The Galapagos Islands make up an archipelago of 13 major islands and more than a hundred smaller islands that straddle the equator off the Ecuadorian coast. Galapago is an old Spanish word for tortoise.
The islands are home to unique and extraordinary animal species such as giant tortoises, iguanas, fur seals, sea lions, sharks, and rays. There are 26 species of incredibly beautiful native birds, 14 of which make up the group known as Darwin’s finches.
In addition, there are trees that have evolved from daisies, covered in colourful mosses and lichens. In the lowlands, there are many cacti that have adapted to the islands’ climate that is hot during the day and cooler at night.
During Charles Darwin’s nearly five-year circumnavigation of the globe aboard HMS Beagle at an age of 26 years, he spent five weeks on the Galapagos Islands in 1835.
On the islands, Charles Darwin discovered several species of finches. He found out that different species of finches varied from island to island. Besides elaborating his thoughts on natural selection, this also helped him in his investigation on the evolutionary changes of the finches.
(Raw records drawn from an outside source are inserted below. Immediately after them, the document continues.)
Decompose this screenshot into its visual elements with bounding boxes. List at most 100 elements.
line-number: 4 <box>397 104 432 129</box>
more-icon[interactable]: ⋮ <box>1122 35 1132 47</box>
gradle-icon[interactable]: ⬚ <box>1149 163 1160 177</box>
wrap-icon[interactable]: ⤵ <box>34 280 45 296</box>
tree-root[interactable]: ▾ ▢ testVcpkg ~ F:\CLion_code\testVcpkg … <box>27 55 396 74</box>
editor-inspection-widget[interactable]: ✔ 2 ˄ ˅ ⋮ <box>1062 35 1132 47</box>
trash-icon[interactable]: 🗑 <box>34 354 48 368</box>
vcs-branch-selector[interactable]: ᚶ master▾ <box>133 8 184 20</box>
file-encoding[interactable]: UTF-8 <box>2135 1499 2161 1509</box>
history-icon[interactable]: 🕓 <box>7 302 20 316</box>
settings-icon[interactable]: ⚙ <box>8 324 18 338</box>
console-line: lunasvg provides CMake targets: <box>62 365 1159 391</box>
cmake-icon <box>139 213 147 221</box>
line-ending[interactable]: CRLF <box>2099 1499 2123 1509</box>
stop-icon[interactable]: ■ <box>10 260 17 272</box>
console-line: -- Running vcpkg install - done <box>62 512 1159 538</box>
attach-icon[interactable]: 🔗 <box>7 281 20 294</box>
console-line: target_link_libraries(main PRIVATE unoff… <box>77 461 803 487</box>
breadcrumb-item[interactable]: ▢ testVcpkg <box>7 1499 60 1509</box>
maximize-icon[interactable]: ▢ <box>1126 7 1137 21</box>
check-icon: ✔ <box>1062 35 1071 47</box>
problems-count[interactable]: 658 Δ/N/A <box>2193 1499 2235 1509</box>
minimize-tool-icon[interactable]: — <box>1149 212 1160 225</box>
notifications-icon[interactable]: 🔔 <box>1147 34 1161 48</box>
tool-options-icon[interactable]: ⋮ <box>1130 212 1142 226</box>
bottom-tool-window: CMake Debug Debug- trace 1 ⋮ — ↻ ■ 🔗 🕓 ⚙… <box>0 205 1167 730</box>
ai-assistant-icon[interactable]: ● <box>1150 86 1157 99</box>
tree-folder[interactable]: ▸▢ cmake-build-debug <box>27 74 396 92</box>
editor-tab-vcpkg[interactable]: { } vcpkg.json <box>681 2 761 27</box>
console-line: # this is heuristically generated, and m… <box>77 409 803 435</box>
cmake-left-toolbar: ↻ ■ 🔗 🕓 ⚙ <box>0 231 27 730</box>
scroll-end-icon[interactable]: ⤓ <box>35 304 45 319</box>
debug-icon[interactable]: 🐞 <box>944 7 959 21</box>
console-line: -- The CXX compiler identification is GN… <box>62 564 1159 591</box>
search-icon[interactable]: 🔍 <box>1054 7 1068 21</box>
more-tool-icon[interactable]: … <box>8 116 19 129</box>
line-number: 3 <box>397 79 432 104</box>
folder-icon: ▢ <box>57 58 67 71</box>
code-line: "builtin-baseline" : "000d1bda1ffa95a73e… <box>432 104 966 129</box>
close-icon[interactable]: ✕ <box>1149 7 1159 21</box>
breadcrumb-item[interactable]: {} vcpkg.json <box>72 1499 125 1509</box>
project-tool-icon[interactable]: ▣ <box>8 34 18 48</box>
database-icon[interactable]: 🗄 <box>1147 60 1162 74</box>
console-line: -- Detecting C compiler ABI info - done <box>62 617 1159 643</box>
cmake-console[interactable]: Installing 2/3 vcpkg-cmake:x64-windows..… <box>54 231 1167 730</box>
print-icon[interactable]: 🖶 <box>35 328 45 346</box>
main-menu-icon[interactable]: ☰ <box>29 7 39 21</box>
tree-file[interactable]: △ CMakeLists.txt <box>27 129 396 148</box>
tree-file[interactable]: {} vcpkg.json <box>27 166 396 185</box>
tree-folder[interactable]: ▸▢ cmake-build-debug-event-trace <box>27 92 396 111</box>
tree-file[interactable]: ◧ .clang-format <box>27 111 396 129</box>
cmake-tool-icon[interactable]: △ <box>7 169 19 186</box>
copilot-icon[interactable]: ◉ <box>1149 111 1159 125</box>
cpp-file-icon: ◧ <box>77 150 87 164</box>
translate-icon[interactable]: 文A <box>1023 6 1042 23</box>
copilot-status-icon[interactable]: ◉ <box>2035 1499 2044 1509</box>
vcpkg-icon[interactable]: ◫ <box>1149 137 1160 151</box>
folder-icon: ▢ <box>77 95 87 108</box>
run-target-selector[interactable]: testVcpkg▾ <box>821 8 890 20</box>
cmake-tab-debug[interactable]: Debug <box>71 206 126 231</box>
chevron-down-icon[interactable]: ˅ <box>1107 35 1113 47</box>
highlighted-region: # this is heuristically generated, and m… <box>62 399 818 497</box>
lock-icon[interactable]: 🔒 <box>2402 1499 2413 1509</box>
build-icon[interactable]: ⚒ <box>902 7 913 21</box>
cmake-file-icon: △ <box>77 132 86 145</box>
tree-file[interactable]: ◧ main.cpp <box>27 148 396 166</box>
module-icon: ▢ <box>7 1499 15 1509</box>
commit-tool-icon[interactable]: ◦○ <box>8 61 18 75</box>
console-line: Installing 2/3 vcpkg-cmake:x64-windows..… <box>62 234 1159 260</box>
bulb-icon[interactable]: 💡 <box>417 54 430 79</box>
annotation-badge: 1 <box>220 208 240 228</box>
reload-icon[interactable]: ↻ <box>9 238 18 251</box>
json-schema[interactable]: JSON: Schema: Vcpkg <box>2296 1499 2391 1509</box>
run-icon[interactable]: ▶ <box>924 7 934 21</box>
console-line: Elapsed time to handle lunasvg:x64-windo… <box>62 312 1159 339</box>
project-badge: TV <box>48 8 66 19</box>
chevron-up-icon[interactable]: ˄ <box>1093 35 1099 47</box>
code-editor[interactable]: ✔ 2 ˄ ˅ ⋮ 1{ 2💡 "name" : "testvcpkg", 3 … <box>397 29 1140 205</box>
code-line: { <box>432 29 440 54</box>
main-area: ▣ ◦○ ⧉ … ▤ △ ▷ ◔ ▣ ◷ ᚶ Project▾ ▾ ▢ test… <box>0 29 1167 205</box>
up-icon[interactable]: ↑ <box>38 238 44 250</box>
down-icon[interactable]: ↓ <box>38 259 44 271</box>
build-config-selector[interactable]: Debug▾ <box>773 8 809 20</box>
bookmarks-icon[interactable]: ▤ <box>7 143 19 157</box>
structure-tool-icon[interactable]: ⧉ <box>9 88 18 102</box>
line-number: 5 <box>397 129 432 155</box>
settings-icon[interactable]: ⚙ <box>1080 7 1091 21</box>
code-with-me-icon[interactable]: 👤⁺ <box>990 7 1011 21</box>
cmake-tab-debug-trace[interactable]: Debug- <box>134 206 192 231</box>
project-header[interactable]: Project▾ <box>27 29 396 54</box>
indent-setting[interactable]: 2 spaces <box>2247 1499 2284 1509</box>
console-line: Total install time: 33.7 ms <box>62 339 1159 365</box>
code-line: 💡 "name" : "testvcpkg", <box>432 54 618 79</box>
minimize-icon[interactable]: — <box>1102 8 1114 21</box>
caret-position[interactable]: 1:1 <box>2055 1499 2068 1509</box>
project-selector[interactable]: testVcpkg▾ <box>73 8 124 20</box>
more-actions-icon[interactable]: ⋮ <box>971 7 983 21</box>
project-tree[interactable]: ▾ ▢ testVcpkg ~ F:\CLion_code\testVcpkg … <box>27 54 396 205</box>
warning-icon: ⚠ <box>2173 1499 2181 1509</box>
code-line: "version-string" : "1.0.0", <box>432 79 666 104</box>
Isabela, which is located on the western edge of the archipelago, is one of the youngest islands. The one million-year-old island was formed by the merger of six shield volcanoes: Alcedo, Cerro Azul, Darwin, Ecuador, Sierra Negra, and Wolf. These volcanoes are still active. This makes the Galapagos Islands one of the most volcanically active places on planet Earth.
Charles Darwin realised that the different islands that make up the archipelago were home to similar but different species. However, the unique creatures were perfectly adapted to their environments. This led him to ponder the origin of the inhabitants of these islands.
In 1859, Darwin finally consolidated all of his observations into his famous book On The Origin of Species. His book altered the scientific view on the biological origins of life.